1990 GEORGE H.W. BUSH Does this sound familiar? A President named Bush who scored high in foreign policy by confronting Saddam Hussein and mobilizing an international alliance but who seemed to pursue "deliberate drift" on the economy and other domestic issues. TIME chose Bush senior because he was the person who had the greatest impact on events both "for better and for worse."
1994 POPE JOHN PAUL II John Paul, wrote TIME, has "the world's bully-est pulpit," and few of his predecessors over the past 2,000 years had spoken from it as often and forcefully as he. In the punishing travels he undertook despite deteriorating health, he cast his message wide. His flock and the world listened, not always liking what they heard. The Pope strictly applied church doctrine, noted TIME, "to trouble the living stream of modernity," to excoriate self-indulgent and often tawdry secularism. He took unpopular stands on such issues as abortion and the ordination of women. Nonetheless, his unyielding rectitude made him "a moral compass for believers and nonbelievers alike."

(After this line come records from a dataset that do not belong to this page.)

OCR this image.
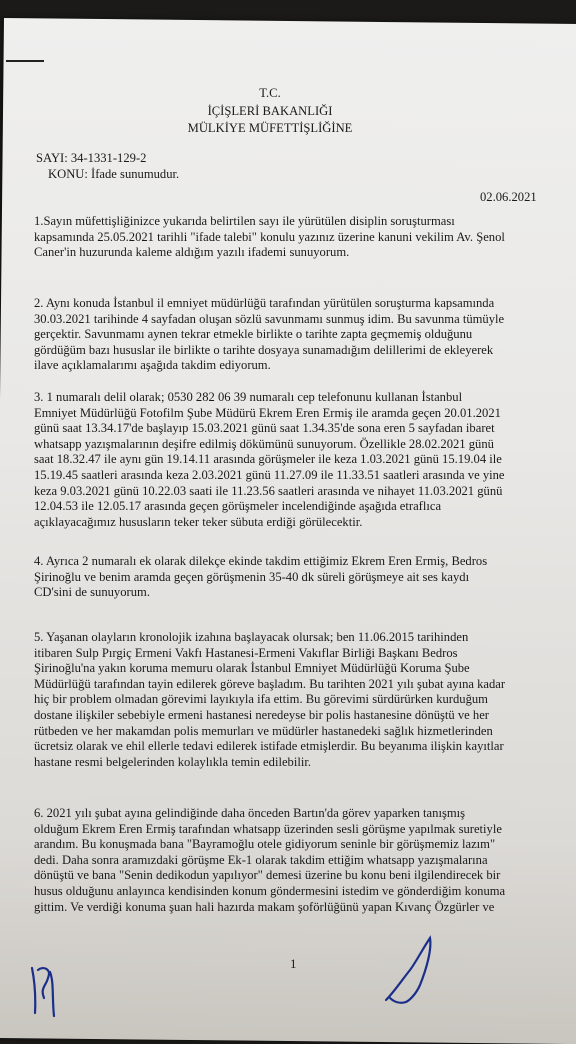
T.C.
İÇİŞLERİ BAKANLIĞI
MÜLKİYE MÜFETTİŞLİĞİNE
SAYI: 34-1331-129-2
KONU: İfade sunumudur.
02.06.2021
1.Sayın müfettişliğinizce yukarıda belirtilen sayı ile yürütülen disiplin soruşturması
kapsamında 25.05.2021 tarihli "ifade talebi" konulu yazınız üzerine kanuni vekilim Av. Şenol
Caner'in huzurunda kaleme aldığım yazılı ifademi sunuyorum.
2. Aynı konuda İstanbul il emniyet müdürlüğü tarafından yürütülen soruşturma kapsamında
30.03.2021 tarihinde 4 sayfadan oluşan sözlü savunmamı sunmuş idim. Bu savunma tümüyle
gerçektir. Savunmamı aynen tekrar etmekle birlikte o tarihte zapta geçmemiş olduğunu
gördüğüm bazı hususlar ile birlikte o tarihte dosyaya sunamadığım delillerimi de ekleyerek
ilave açıklamalarımı aşağıda takdim ediyorum.
3. 1 numaralı delil olarak; 0530 282 06 39 numaralı cep telefonunu kullanan İstanbul
Emniyet Müdürlüğü Fotofilm Şube Müdürü Ekrem Eren Ermiş ile aramda geçen 20.01.2021
günü saat 13.34.17'de başlayıp 15.03.2021 günü saat 1.34.35'de sona eren 5 sayfadan ibaret
whatsapp yazışmalarının deşifre edilmiş dökümünü sunuyorum. Özellikle 28.02.2021 günü
saat 18.32.47 ile aynı gün 19.14.11 arasında görüşmeler ile keza 1.03.2021 günü 15.19.04 ile
15.19.45 saatleri arasında keza 2.03.2021 günü 11.27.09 ile 11.33.51 saatleri arasında ve yine
keza 9.03.2021 günü 10.22.03 saati ile 11.23.56 saatleri arasında ve nihayet 11.03.2021 günü
12.04.53 ile 12.05.17 arasında geçen görüşmeler incelendiğinde aşağıda etraflıca
açıklayacağımız hususların teker teker sübuta erdiği görülecektir.
4. Ayrıca 2 numaralı ek olarak dilekçe ekinde takdim ettiğimiz Ekrem Eren Ermiş, Bedros
Şirinoğlu ve benim aramda geçen görüşmenin 35-40 dk süreli görüşmeye ait ses kaydı
CD'sini de sunuyorum.
5. Yaşanan olayların kronolojik izahına başlayacak olursak; ben 11.06.2015 tarihinden
itibaren Sulp Pırgiç Ermeni Vakfı Hastanesi-Ermeni Vakıflar Birliği Başkanı Bedros
Şirinoğlu'na yakın koruma memuru olarak İstanbul Emniyet Müdürlüğü Koruma Şube
Müdürlüğü tarafından tayin edilerek göreve başladım. Bu tarihten 2021 yılı şubat ayına kadar
hiç bir problem olmadan görevimi layıkıyla ifa ettim. Bu görevimi sürdürürken kurduğum
dostane ilişkiler sebebiyle ermeni hastanesi neredeyse bir polis hastanesine dönüştü ve her
rütbeden ve her makamdan polis memurları ve müdürler hastanedeki sağlık hizmetlerinden
ücretsiz olarak ve ehil ellerle tedavi edilerek istifade etmişlerdir. Bu beyanıma ilişkin kayıtlar
hastane resmi belgelerinden kolaylıkla temin edilebilir.
6. 2021 yılı şubat ayına gelindiğinde daha önceden Bartın'da görev yaparken tanışmış
olduğum Ekrem Eren Ermiş tarafından whatsapp üzerinden sesli görüşme yapılmak suretiyle
arandım. Bu konuşmada bana "Bayramoğlu otele gidiyorum seninle bir görüşmemiz lazım"
dedi. Daha sonra aramızdaki görüşme Ek-1 olarak takdim ettiğim whatsapp yazışmalarına
dönüştü ve bana "Senin dedikodun yapılıyor" demesi üzerine bu konu beni ilgilendirecek bir
husus olduğunu anlayınca kendisinden konum göndermesini istedim ve gönderdiğim konuma
gittim. Ve verdiği konuma şuan hali hazırda makam şoförlüğünü yapan Kıvanç Özgürler ve
1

2000 ALBERT EINSTEIN Twice before, TIME had widened the sphere of the POY--in 1949, when it designated Winston Churchill Man of the Half-Century, and in 1989, when it named Mikhail Gorbachev Man of the Decade. Now, at the millennium, it was time to pick the figure who towered over the entire 20th century and laid the groundwork for the 21st. The choice: "the locksmith of the mysteries of the atom and the universe," whose work transformed all the key fields in our age of science and technology. Einstein's "humanity and extraordinary brilliance made ... his name a synonym for genius."